Dans une lettre publiée en fin de semaine dans le quotidien Salt Lake Tribune, l’ancien gouverneur du Massachusetts a écrit que les réalisations de l’administration Trump ont dépassé ses attentes. Il a toutefois prévenu qu’il continuera de prendre la parole quand le président tiendra des propos « divisifs, racistes, sexistes, anti-immigrants, malhonnête ou préjudiciable pour les institutions démocratiques ».

Le président s’est aussi félicité de la victoire d’Henry McMaster à la primaire républicaine pour le poste de gouverneur de la Caroline du Sud. Gouverneur sortant de l’État, M. McMaster, un des tout premiers élus à se ranger dans le camp de M. Trump en 2016, affrontait un adversaire coriace, et M. Trump a pesé de tout son poids pour assurer qu’il remporte la course.
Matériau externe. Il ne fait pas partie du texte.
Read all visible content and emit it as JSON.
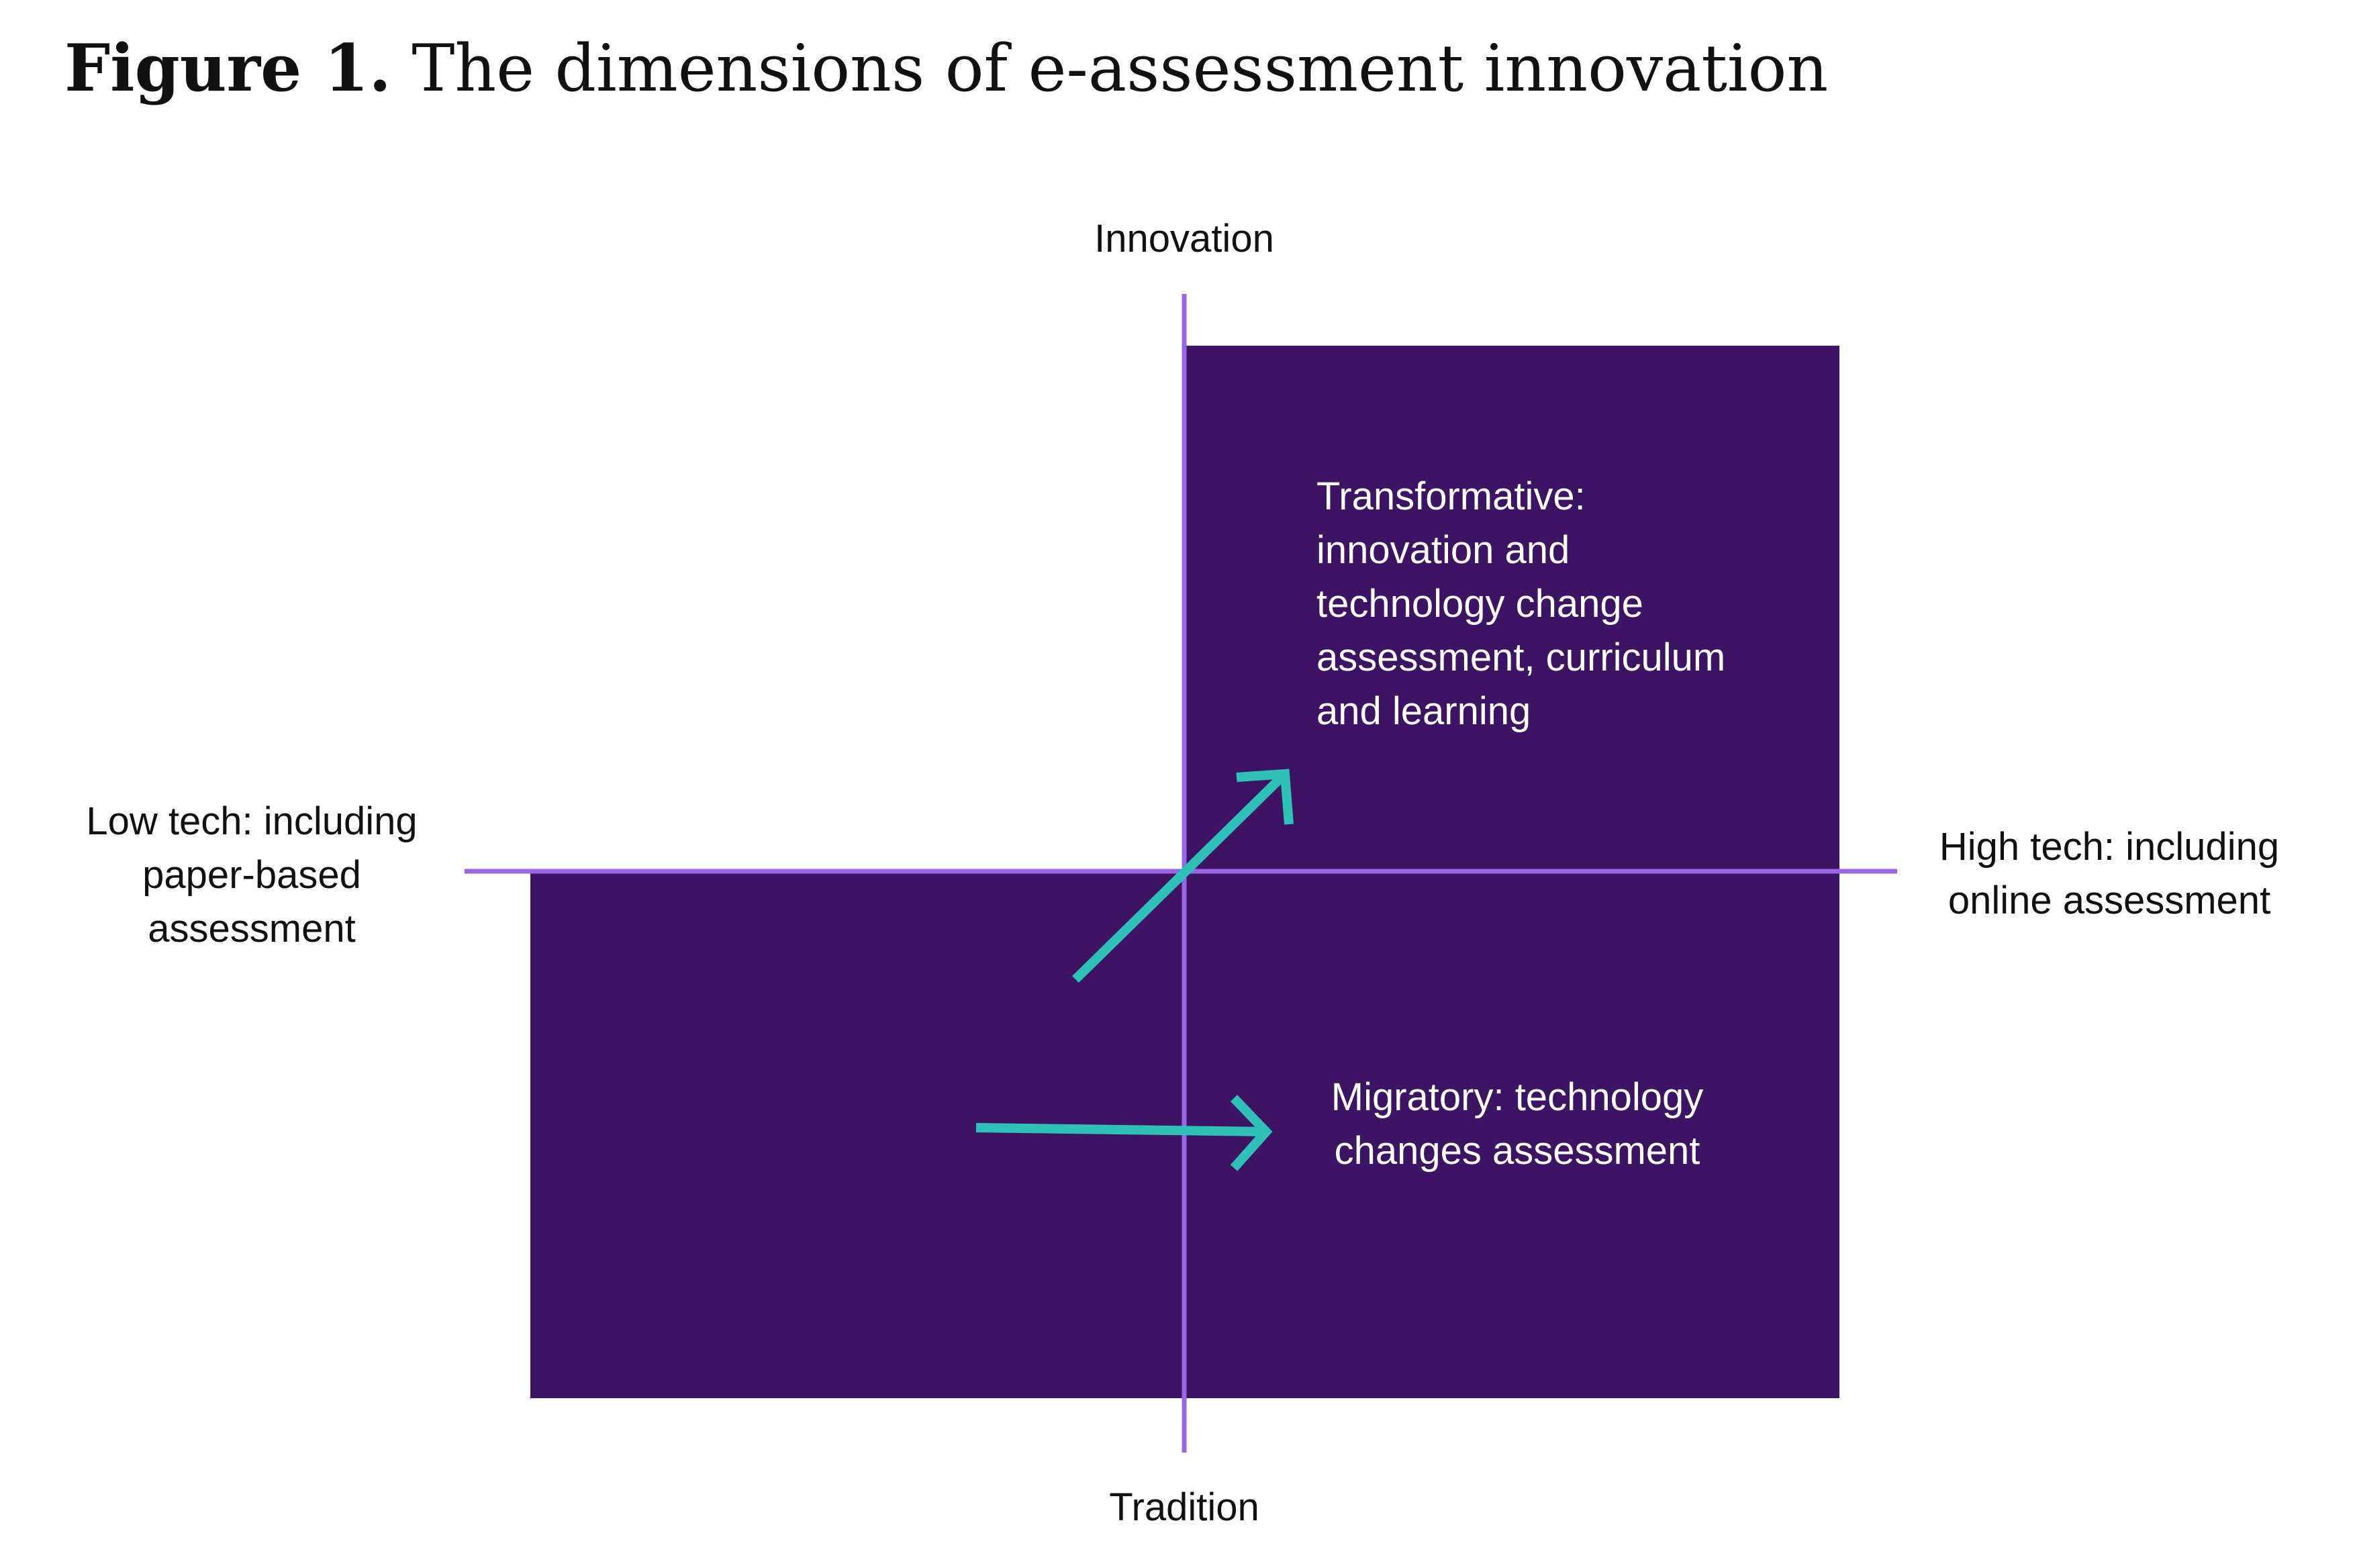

Notons aussi que l’ancien président de la National Association for the Advancement of Colored People (NNACP), Ben Jealous, a remporté la primaire démocrate pour le poste de gouverneur au Maryland. S’il devait défaire le gouverneur sortant Larry Hogan en novembre, il deviendrait le premier Afro-Américain à diriger l’État.